As counter-intuitive as settlement caused by the absence of moisture seems, there is another seeming paradox emerging from the pattern of failures. Amazingly, it is the newer houses that are failing far more frequently than older ones. One may logically and appropriately ask how that can be given that building standards and codes are more stringent now than they were twenty years ago (to say nothing of fifty years ago when codes, if they existed here, were not enforced). The answer to such questions is never simple, but we have some ideas.
Older homes are more flexible. Often built on a stone footing with mud mortar; adobes laid up in mud, not rigid Portland cement; pliable wooden bond beams and lintels, all lead to a structure that tends to move uniformly when called upon to respond to trauma or a change in natural conditions. They tend to get charming, not scary.
An older adobe also tends to have been built in the classic pueblo style characterized by a single story, few and typically small window and door openings, and a low roofline. The tendency over the past two decades has been to increase the height considerably and to build those sensuously thick walls broken by lots of large openings. Modestly sized vigas and beams have given way to massive (often disproportionate), green, whole trees. Concrete has replaced wood as a bondbeam. In a word, houses are heavier now.
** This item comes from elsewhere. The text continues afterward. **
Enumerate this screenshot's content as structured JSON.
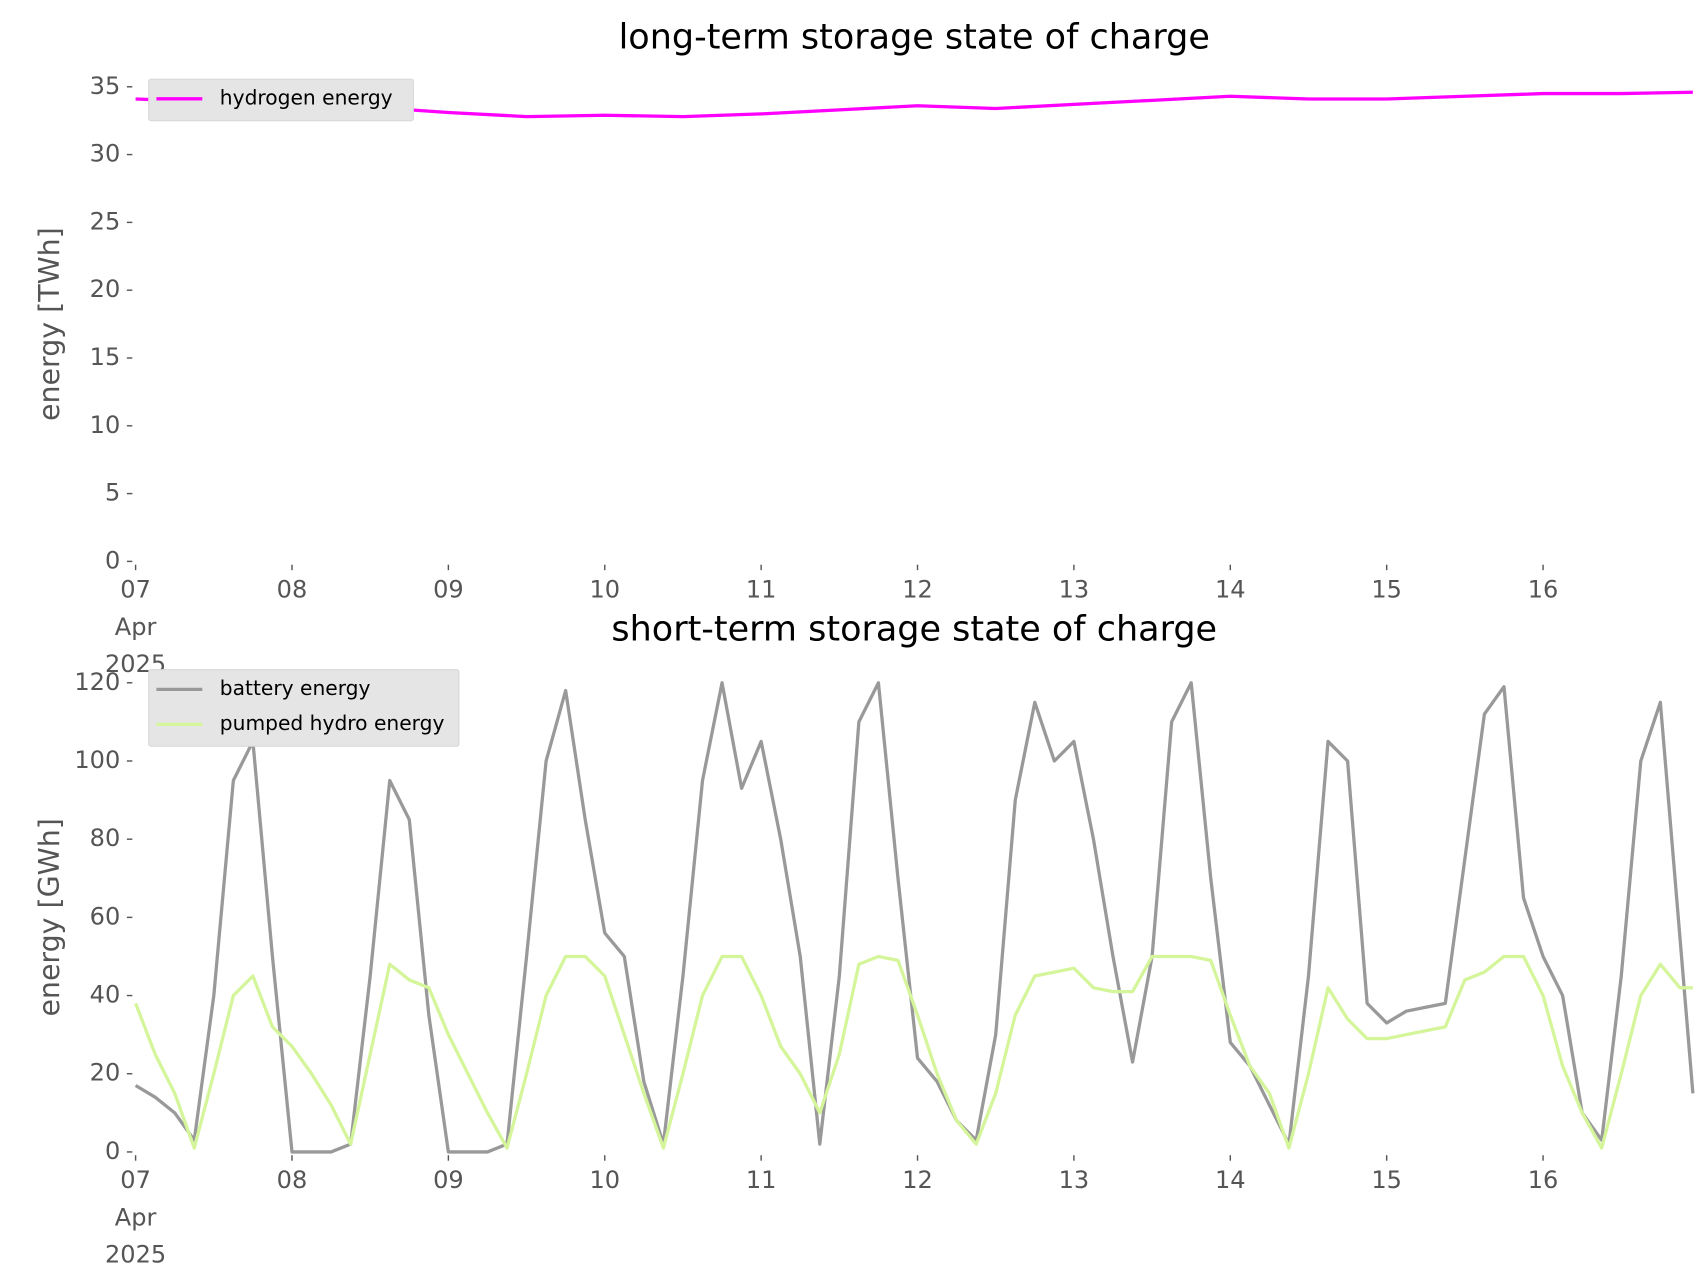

More and larger openings tend to provide more places for cracks to appear, reflecting and magnifying the affects of even minor settlement.
That is not to say that footings cannot be engineered and built to support massive structures -- of course they can. But they don't seem to be. By far the largest and most expensive underpinning jobs that we have tackled on existing adobe homes have been for houses that are less than twelve years old; most were built on non-compacted construction fill or on incompetent and unstable native soil. Sadly, the footings were often not built to the engineer's specifications.
There are several other reasons that older houses are holding together more successfully. For one thing, folks a generation or two ago tended to exercise a bit more common sense when it came to siting. The old adoberos knew to stay out of floodplains and off of hillsides. Generally, they chose flat, well-drained building sites that they could self-engineer. That approach has been subverted by excessive confidence, if not downright arrogance, instilled by the availability of modern structural building materials. Architects and engineers can certainly design a structure that will (usually) cling pretty well to a steep slope. The weakest link is the builder who looks for little ways here and there to overcome the onerous job of squeezing a profit out of the lowest bid. The coup de grace is delivered through negligence; by architects who fail to oversee the construction, and code-enforcement officials who let things slide.
Architects and builders beware! We are witnessing the dockets fill up with lawsuits, some based on errors and omissions, some on downright negligence and shortcutting by contractors whose clients' biggest investment reminds them of the Dow in its descent.